Suriye’deki muhaliflere bakışları, burada şikayet ettikleri hükümete yakın medyanın kendileriyle ilgili yayınlarından farksız.

”Baba’dan oğula” geçen 40 yıllık diktatörlüklere karşı günün birinde halkın, birbirinden görerek, sosyal medyada örgütlenerek, meydanlara çıkıp barışçıl gösterilerle isyan başlatması tuhaf buluyorlar.

Bu olmaması tuhaf bulunacak refleksi, eleştirdikleri Kavala vb davalarda savcıların iddianamelerine benzeyen komplolarla açıklıyor.

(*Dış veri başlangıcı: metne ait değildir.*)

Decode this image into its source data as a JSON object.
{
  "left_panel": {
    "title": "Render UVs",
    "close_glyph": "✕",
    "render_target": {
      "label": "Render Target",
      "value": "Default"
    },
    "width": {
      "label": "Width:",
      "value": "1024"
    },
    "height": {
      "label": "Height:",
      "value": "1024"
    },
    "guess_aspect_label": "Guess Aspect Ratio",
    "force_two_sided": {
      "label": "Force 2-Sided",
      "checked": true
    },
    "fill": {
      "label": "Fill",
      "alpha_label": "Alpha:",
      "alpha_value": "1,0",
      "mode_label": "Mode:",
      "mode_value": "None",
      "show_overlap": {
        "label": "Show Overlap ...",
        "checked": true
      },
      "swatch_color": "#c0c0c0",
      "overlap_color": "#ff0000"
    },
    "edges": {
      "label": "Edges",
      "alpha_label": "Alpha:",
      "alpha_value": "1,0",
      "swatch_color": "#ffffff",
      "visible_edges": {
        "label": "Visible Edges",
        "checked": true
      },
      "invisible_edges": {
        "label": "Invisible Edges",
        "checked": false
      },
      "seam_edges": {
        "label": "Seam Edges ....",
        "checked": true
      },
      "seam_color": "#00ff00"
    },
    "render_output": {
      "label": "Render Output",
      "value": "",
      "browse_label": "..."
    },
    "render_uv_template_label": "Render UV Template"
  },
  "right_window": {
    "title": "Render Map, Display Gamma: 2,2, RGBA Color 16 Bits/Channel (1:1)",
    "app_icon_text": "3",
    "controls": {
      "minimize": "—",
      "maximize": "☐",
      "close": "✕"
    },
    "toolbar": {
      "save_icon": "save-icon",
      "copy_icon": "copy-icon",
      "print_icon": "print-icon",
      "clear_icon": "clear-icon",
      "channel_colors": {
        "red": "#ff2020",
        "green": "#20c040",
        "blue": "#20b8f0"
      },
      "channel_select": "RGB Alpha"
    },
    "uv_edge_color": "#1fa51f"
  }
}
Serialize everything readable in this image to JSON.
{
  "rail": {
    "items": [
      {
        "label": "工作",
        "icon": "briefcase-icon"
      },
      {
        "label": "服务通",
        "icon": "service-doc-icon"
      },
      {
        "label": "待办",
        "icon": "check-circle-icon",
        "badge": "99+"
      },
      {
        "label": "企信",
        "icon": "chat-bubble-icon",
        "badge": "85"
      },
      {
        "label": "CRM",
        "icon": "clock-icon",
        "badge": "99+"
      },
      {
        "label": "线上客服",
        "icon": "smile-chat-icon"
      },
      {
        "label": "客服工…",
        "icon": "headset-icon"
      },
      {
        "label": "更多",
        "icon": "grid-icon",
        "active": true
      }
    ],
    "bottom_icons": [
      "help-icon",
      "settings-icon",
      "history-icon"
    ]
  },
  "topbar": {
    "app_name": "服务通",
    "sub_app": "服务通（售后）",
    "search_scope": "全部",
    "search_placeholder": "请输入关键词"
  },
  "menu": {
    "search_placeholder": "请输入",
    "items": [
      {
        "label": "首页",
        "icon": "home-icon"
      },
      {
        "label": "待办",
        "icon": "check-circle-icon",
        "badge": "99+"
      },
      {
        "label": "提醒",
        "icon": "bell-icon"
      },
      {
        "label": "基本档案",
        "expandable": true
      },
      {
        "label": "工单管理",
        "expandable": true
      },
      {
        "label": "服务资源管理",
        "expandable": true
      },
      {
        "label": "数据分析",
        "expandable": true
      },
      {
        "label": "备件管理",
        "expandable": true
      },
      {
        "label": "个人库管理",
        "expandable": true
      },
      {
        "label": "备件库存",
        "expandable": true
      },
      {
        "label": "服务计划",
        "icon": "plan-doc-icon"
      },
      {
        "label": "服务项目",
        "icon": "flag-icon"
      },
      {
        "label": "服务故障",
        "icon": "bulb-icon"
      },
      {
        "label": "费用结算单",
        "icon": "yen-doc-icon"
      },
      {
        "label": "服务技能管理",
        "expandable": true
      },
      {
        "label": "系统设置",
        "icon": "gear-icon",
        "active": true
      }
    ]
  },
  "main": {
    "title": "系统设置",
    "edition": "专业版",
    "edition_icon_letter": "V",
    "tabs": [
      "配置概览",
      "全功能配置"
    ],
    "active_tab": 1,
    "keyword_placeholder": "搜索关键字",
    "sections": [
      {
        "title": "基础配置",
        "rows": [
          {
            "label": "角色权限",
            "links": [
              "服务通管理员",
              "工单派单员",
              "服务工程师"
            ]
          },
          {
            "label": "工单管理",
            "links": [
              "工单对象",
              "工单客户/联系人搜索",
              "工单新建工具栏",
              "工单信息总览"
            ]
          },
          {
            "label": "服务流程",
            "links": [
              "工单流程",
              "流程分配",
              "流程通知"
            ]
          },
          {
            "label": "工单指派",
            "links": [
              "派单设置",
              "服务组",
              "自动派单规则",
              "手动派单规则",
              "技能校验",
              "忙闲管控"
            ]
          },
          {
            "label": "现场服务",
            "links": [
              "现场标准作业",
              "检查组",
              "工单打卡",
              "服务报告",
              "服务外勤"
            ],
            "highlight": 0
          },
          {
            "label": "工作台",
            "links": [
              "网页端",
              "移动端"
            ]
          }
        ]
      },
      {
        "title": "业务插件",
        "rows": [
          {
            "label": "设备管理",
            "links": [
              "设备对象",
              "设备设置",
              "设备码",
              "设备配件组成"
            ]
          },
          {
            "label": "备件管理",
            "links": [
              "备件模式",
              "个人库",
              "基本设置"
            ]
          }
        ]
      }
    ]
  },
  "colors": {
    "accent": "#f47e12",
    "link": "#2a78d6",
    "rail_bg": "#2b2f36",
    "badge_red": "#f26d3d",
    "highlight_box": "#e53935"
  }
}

Türkiye tabii ki Suriye muhalefetine destek verdi. Apaçık bir gerçek bu. Suriye muhalefetinin merkezi İstanbul’daydı, Özgür Suriye Ordusu’nun komutanları Türkiye sınırlarında kamp kurmuştu.

Ama peki olaylar Türkiye’nin Suriye muhalefetini kışkırtmasıyla mı başladı? Türkiye olmasa Suriye’de iç savaş çıkmayacak mıydı?

Kronoloji çok açık.

Tunus’ta, Libya’da sünni diktatörlere karşı hemen muhalefete destek veren Türkiye, Suriye’de dört ay boyunca Nusayri Esad’dan vazgeçmedi.

Türkiye Mart 2012’ye kadar Şam’daki büyükelçisini çekmemişti. ABD, AB hatta pek çok Arap ülkesi çoktan elçilerini çekmişti.

Hatta bu yüzden Türkiye, şimdi hükümeti mezhepçilikle suçlayanlar tarafından eleştiriliyordu.

Türkiye’nin tek hatası, Batı ve Araplar Suriye’de muhalefeti desteklemekten vazgeçtiğinde pozisyonunu değiştirmemek, IŞİD meselesini küçümsemek, Kürtlerle daha pozitif bir ilişki kurmayı zorlamamak oldu.

Bu yüzden Türkiye 2014’den sonra Suriye’de yalnız ve milyonlarca mülteciyle başbabaşa kaldı.

Peki bu bir hata mıydı?

Dış politika olarak hata olabilir ama ahlaken buna hata denebilir mi?

Biz Almanya ya da İsveç’te yaşamıyorduk. Suriye ile komşuyduk. Suriye’nin Batı’ya açılan kapısıydık.

Milyonlarca insanın şehirleri bombalanırken onları kapılarda ölüme mi terk etmeliydik?

Bir halkın bir diktatörün zulmüne karşı direnmesine yardım etmek, ondan kaçanlara kapısını açmak hata değildi.

Bu hatanın bir bedeli oldu. Türkiye bu bedeli ödedi.

Esad’la anlaşmaya da çalıştı ama olmadı.

Şimdi de Esad’ın anladığı dilden konuştu.

Şimdi bu alınan bedelin 13 yıl sonra ilk defa pozitif sonuçları ortaya çıktı.

Son Halep operasyonuyla Türkiye Suriye sahasında İran ve Rusya’dan daha etkin bir pozisyona geldi.

Göçmen sorununu sahiden çözebileceği bir fırsatı yakaladı.

PKK ve Suriye’deki Kürtleri çözüme zorlayacak bir mevzi kazandı.

13 yıldır acımasız bir diktatör, onları böcek gibi gören Rusya ve İran gibi iki devletle mücadele eden milyonlarca Suriyeli bugün mutlu.

Tek istedikleri 40 yıllık bir diktatörlüğüm bitmesiydi. Dünyada bunun için bu kadar ağır bir bedel ödeyen çok az millet oldu.

Her sokağını uçaklarla bombaladığı Halep’te babası Hafız Esad’ın büstleriyle top oynanıyor, Beşar Esad’ın posterleri parçalanıyor.

Biraz adalet duygusu olanlar, mezhebi, ideolojik bağnazlığı olmayanlar için bu ancak mutlu olunacak bir haberdir.